Roma, 4 feb. (Adnkronos Salute) – “Grazie ai radioligandi si apre un’importante prospettiva per lo sviluppo della terapia del cancro. Le terapie con radioligandi rappresentano, infatti, una significativa innovazione nella lotta contro il cancro, poiché offrono un approccio mirato che combina la medicina nucleare con la selettività di una terapia personalizzata”. Lo ha detto all’Adnkronos Salute Carmine Pinto, professore e direttore dell’Oncologia medica del Comprehensive Cancer Centre, Ausl-Irccs di Reggio Emilia, commentando l’ammissione alla rimborsabilità da parte di Aifa alla terapia Lutetium (177Lu) vipivotide tetraxetan, il primo radioligando per cancro alla prostata metastatico resistente alla castrazione.”Oggi siamo in una fase nuova e rilevante nella cura dei tumori.

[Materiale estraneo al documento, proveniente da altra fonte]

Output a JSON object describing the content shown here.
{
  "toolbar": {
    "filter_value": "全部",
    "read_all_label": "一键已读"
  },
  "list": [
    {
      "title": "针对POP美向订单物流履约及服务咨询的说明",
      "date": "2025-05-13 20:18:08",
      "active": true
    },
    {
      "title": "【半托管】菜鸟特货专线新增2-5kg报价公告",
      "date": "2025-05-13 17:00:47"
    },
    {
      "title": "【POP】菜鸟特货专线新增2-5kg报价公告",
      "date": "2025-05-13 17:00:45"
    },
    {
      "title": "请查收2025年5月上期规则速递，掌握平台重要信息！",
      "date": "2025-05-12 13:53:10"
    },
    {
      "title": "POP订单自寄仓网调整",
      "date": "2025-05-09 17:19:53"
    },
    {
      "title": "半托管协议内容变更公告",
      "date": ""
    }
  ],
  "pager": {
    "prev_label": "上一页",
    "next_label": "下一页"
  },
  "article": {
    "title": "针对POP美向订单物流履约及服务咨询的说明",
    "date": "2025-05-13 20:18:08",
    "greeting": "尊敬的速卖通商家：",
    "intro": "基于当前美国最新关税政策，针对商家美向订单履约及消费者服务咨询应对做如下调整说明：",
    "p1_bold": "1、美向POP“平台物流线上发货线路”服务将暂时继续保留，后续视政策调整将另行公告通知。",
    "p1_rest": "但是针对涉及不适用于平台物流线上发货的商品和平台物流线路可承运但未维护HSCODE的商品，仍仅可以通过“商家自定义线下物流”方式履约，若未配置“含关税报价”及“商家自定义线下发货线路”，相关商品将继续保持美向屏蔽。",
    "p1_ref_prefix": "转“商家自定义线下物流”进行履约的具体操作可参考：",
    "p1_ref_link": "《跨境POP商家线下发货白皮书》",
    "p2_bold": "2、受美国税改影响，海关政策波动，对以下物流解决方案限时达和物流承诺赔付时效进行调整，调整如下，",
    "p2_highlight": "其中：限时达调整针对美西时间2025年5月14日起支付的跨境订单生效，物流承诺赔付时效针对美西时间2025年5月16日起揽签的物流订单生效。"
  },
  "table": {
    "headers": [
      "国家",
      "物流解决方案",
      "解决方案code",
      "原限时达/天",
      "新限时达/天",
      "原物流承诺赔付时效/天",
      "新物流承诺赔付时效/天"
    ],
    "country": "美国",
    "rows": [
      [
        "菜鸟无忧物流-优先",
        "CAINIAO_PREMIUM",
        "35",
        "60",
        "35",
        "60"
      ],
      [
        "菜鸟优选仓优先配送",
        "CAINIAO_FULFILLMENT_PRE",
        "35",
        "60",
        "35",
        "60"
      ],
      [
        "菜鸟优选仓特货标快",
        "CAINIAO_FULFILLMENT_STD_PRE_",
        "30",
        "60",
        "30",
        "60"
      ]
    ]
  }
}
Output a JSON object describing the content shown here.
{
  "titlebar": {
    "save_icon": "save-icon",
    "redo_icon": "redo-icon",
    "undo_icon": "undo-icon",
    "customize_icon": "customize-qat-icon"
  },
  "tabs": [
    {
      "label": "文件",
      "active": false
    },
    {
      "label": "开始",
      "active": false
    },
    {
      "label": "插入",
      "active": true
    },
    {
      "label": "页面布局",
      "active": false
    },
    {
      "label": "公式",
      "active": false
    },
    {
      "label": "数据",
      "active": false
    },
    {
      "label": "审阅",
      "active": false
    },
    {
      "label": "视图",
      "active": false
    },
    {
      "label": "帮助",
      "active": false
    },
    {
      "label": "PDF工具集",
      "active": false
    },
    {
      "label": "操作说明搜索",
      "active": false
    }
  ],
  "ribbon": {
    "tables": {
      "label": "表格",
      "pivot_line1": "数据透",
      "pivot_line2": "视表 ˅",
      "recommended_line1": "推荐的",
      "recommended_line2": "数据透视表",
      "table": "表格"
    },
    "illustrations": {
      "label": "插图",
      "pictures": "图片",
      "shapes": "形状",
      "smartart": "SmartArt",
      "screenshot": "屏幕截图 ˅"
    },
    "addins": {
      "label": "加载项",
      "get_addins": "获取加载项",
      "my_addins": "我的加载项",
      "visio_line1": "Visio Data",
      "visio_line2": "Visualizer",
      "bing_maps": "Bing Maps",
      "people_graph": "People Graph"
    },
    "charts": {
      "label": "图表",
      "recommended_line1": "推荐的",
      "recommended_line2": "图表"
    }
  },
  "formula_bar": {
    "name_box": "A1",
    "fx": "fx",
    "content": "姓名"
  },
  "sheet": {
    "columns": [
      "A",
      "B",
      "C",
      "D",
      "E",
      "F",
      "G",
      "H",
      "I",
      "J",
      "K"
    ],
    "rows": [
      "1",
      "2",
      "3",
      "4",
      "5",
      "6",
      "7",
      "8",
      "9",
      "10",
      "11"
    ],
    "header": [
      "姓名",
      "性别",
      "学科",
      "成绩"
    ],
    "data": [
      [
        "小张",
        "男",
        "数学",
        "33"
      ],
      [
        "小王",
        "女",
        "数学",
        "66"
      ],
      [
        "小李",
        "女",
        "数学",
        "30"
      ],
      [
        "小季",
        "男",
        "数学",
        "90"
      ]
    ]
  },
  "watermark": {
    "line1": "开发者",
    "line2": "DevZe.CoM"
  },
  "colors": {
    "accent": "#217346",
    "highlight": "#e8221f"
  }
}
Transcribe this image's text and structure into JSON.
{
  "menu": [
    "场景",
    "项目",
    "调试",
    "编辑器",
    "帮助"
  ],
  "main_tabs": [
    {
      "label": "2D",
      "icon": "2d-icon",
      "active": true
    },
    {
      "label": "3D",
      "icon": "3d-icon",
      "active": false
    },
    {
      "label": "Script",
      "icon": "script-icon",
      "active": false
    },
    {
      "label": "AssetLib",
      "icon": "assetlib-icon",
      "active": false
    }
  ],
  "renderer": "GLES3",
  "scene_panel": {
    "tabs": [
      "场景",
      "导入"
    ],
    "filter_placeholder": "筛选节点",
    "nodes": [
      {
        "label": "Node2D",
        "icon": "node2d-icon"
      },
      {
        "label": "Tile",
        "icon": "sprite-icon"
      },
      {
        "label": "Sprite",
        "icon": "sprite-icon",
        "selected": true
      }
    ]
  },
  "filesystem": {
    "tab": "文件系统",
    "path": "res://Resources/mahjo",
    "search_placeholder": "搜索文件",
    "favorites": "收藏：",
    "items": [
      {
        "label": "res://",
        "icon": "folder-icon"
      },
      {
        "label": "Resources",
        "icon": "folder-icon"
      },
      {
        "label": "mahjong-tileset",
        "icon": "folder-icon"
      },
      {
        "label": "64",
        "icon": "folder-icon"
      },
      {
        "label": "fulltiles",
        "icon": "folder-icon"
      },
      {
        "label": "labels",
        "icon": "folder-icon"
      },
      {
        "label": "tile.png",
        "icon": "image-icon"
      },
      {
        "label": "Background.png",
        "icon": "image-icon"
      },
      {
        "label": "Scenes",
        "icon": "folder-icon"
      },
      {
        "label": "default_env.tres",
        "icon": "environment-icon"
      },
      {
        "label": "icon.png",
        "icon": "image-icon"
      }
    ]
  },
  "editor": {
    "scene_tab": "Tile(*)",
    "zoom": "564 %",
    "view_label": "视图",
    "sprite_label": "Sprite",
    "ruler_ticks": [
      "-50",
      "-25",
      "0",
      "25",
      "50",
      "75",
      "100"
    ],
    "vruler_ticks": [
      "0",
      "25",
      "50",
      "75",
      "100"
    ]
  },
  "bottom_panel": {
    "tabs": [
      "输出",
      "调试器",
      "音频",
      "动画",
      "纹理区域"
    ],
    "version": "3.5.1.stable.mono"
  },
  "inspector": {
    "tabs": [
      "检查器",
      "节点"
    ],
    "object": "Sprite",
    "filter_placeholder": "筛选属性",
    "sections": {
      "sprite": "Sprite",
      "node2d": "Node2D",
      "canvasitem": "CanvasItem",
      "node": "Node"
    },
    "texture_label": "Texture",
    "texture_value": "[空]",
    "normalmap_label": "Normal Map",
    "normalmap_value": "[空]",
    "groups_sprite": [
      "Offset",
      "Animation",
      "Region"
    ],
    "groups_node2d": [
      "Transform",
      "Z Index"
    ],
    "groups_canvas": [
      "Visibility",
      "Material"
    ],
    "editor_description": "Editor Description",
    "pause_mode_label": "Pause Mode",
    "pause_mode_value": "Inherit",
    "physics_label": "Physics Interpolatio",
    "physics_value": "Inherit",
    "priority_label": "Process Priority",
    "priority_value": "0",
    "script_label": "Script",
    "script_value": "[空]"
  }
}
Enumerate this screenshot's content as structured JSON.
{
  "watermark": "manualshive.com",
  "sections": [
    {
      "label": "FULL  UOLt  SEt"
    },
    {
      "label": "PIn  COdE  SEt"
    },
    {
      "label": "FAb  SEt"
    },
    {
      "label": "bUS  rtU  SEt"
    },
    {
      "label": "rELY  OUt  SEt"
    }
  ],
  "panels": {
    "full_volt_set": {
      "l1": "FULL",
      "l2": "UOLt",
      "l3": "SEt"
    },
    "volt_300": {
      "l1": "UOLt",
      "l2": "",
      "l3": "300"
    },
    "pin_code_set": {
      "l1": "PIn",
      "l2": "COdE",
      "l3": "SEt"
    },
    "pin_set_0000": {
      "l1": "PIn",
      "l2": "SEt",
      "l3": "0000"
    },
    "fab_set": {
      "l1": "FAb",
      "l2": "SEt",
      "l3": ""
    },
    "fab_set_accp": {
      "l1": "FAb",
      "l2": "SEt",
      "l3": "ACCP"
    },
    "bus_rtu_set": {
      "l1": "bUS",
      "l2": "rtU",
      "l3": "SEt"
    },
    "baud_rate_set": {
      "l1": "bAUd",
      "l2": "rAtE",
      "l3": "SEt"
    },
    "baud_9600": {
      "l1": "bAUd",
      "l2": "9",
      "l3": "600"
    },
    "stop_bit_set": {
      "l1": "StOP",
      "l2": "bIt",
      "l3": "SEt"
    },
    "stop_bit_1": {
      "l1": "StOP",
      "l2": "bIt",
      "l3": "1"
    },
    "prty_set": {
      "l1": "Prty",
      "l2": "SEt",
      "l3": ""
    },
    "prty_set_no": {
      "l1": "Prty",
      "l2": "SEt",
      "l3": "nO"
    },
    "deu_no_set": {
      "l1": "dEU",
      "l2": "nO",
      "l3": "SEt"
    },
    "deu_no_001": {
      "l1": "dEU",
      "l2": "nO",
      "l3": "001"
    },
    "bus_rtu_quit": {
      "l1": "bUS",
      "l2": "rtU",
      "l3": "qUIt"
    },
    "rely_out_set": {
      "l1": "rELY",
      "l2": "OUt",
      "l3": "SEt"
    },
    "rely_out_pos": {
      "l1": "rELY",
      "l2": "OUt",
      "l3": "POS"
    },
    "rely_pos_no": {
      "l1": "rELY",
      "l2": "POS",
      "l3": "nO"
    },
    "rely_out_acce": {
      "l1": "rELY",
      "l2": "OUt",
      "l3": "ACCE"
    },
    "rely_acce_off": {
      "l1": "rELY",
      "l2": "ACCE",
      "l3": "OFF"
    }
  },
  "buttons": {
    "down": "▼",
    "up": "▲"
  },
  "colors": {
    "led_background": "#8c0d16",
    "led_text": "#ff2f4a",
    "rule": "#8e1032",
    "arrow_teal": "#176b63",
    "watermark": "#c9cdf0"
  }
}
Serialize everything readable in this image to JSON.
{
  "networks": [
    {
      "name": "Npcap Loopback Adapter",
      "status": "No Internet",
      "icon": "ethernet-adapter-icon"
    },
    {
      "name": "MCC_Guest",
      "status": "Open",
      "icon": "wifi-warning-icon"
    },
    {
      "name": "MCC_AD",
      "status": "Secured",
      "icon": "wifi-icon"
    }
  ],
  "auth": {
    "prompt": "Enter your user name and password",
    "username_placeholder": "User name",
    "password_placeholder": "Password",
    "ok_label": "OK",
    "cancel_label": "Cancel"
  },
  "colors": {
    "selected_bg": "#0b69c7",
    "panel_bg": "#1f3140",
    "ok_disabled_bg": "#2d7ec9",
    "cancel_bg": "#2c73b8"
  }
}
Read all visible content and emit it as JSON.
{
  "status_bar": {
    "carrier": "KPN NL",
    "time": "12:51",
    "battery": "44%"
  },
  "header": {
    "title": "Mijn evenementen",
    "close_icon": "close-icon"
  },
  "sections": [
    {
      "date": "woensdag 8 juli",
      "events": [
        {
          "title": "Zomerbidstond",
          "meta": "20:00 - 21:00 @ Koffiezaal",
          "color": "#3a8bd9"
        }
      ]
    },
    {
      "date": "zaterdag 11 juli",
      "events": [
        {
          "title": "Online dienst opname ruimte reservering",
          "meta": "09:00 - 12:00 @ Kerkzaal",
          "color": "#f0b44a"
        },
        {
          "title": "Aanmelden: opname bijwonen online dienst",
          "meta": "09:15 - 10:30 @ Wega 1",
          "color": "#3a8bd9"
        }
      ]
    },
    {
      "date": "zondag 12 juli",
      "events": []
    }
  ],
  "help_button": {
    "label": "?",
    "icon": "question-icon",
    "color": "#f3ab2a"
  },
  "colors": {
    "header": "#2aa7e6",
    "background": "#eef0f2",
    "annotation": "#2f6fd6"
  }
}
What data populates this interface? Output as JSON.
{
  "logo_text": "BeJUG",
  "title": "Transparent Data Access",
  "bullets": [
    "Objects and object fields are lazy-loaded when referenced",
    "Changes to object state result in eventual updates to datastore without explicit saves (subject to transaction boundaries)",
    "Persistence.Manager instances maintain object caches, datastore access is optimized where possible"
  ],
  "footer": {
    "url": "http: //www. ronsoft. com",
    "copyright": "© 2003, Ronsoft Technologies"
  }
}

Cerchiamo sempre – fa notare l’oncologo – di avere più trattamenti che individuano un target e di avere il farmaco, o nel caso specifico le radiazioni, che possono colpire direttamente quel target e quindi colpire la cellula neoplastica. Con i radioligandi abbiamo un carrier a cui è legato un radioisotopo che, tramite questo carrier, trova delle alterazioni cellulari all’interno delle cellule tumorali e, in una prima fase, viene utilizzato in fase diagnostica come tracciante, dove sono queste cellule alterate che captano questo radioisotopo e quindi diventeranno positive. Questa è la prima fase. A questo carrier però noi possiamo legare anche un radioisotopo, e questa è la terragnostica, che può avere una funzione terapeutica. Quindi ho la fotografia del paziente con tutti gli organi e con le cellule alterate: io posso legare al carrier, a questo, punto un radioisotopo con funzione terapeutica e andare a colpire quel singolo target all’interno di quella cellula e quindi ‘avere’ una radioterapia mirata, che quindi colpisce esattamente dove voglio andare a colpire”.”Oggi utilizziamo il radioligando ‘da solo’ ma potremmo in futuro collegare questo trattamento all’immunoterapia e a tutte le altre possibilità terapeutiche per avere un’importante prospettiva per lo sviluppo della terapia del cancro” conclude.